1. Technical Field
This invention relates to the general technical field of exercise, physical fitness and physical therapy equipment and machines and to the more specific technical field of treadmills that are operated in a forward walking and running mode to simulate a pushing exercise. This invention also relates to the more specific technical field of using a resistance mechanism to generate a constant static resistance for simulating the pushing of a load, which resistance can be adjusted (increased and decreased) while exercising.
2. Prior Art
Exercise, physical fitness and physical therapy equipment and machines are available in various configurations and for various purposes, and are available for all of the major muscle groups. The majority of such equipment and machines, especially in the exercise field, concentrate either on an aerobic or anaerobic workout or on areas of the body such as the legs, the hips and lower torso, the chest and upper torso, the back, the shoulders and the arms.
Exercise treadmills are well known and are used for various purposes, including for walking or running aerobic-type exercises, and for diagnostic and therapeutic purposes. For the known and common purposes, the person (user) on the exercise treadmill normally can perform an exercise routine at a relatively steady and continuous level of physical activity, such as by maintaining a constant walking or running velocity and a constant incline, or at a variable level of physical exercise, such as by varying either or both the velocity and incline of the treadmill during a single session.
Exercise treadmills typically have an endless running surface extending between and movable around rollers or pulleys at each end of the treadmill. The running surface generally is a relatively thin rubber-like material driven by a motor rotating one of the rollers or pulleys. The speed of the motor is adjustable by the user or by a computer program so that the level of exercise can be adjusted to simulate running or walking.
The endless running surface, generally referred to as a belt, typically is supported along its upper length between the rollers or pulleys by one of several well known designs in order to support the weight of the user. The most common approach is to provide a deck or support surface beneath the belt, such as a plastic, wood or metal panel, to provide the required support. A low-friction sheet or laminate, such as TEFLON® brand of synthetic resinous fluorine-containing polymers, can be provided on the deck surface (or indeed can be the material of construction of the deck surface) to reduce the friction between the deck surface and the belt.
Many current exercise treadmills, especially the middle to upper quality or feature level of exercise treadmills, also have the ability to provide an adjustable incline to the treadmill. The incline is accomplished in one of two manners—either the entire apparatus is inclined or just the walking and running surface is inclined. Further, the inclination can be accomplished by either manual or power driven inclination systems, and can be accomplished either at the command of the user or as part of a computerized exercise regimen programmed into the exercise treadmill. An inclination takes advantage of the fact that the exercise effort, or aerobic effect, can be varied with changes in inclination, requiring more exertion on the part of the user when the inclination is greater.

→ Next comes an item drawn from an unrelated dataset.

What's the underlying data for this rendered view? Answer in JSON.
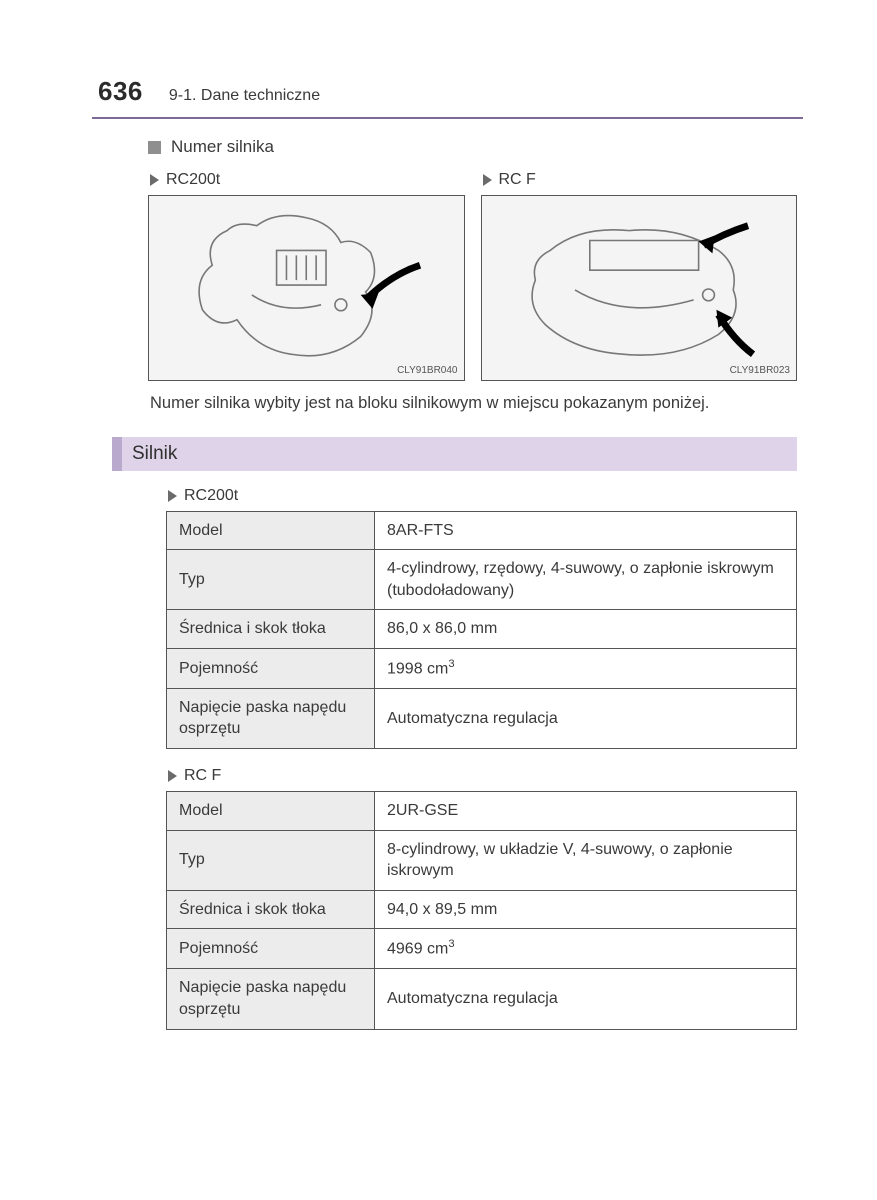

Most known exercise treadmills are structured to allow the user to walk or run in a forward direction, with the belt traveling in a direction that simulates walking or running forward; that is, the belt runs across the top of the deck in a front to back motion. Additionally, the inclination mechanisms in most exercise treadmills are structured to allow the user to walk or run in a level or uphill inclination; that is, the front of the deck can be level with the back of the deck or can be raised relative to the back of the deck to simulate an uphill inclination. Further, the hand rails and controls in most exercise treadmills are structured to complement simulated forward motion and are fixedly attached to the treadmill base.
A specialty treadmill developed by this inventor and patented under U.S. Pat. No. 7,575,537 is structured to allow the user to comfortably simulate a pulling or dragging motion; that is, a backwards walking motion either on a level plane or uphill. This exercise treadmill that provides a constant static weight resistance against pushing so as to simulate pushing of a load, which weight resistance can be varied (increased and decreased) by the user. This simulated pulling or dragging motion can be useful for exercising and developing different groupings of muscles and for providing an aerobic workout.
However, with the exception of this inventor's invention, this inventor is unaware of any specific exercise treadmill that is structured to allow the user to comfortably simulate a load-pushing motion; that is, a forwards walking motion while simulating pushing a load, either on a level plane or uphill. Additionally, with the exception of this inventor's invention, this inventor is unaware of any specific exercise treadmill that provides a constant static weight resistance to simulate the pushing of a load, which weight resistance can be varied (increased and decreased) by the user. A simulated pushing motion can be useful for exercising and developing different groupings of muscles and for providing an aerobic workout. Thus it can be seen that an exercise treadmill simulating a pushing motion would be useful, novel and not obvious, and a significant improvement over the prior art. It is to such an exercise treadmill that the current invention is directed.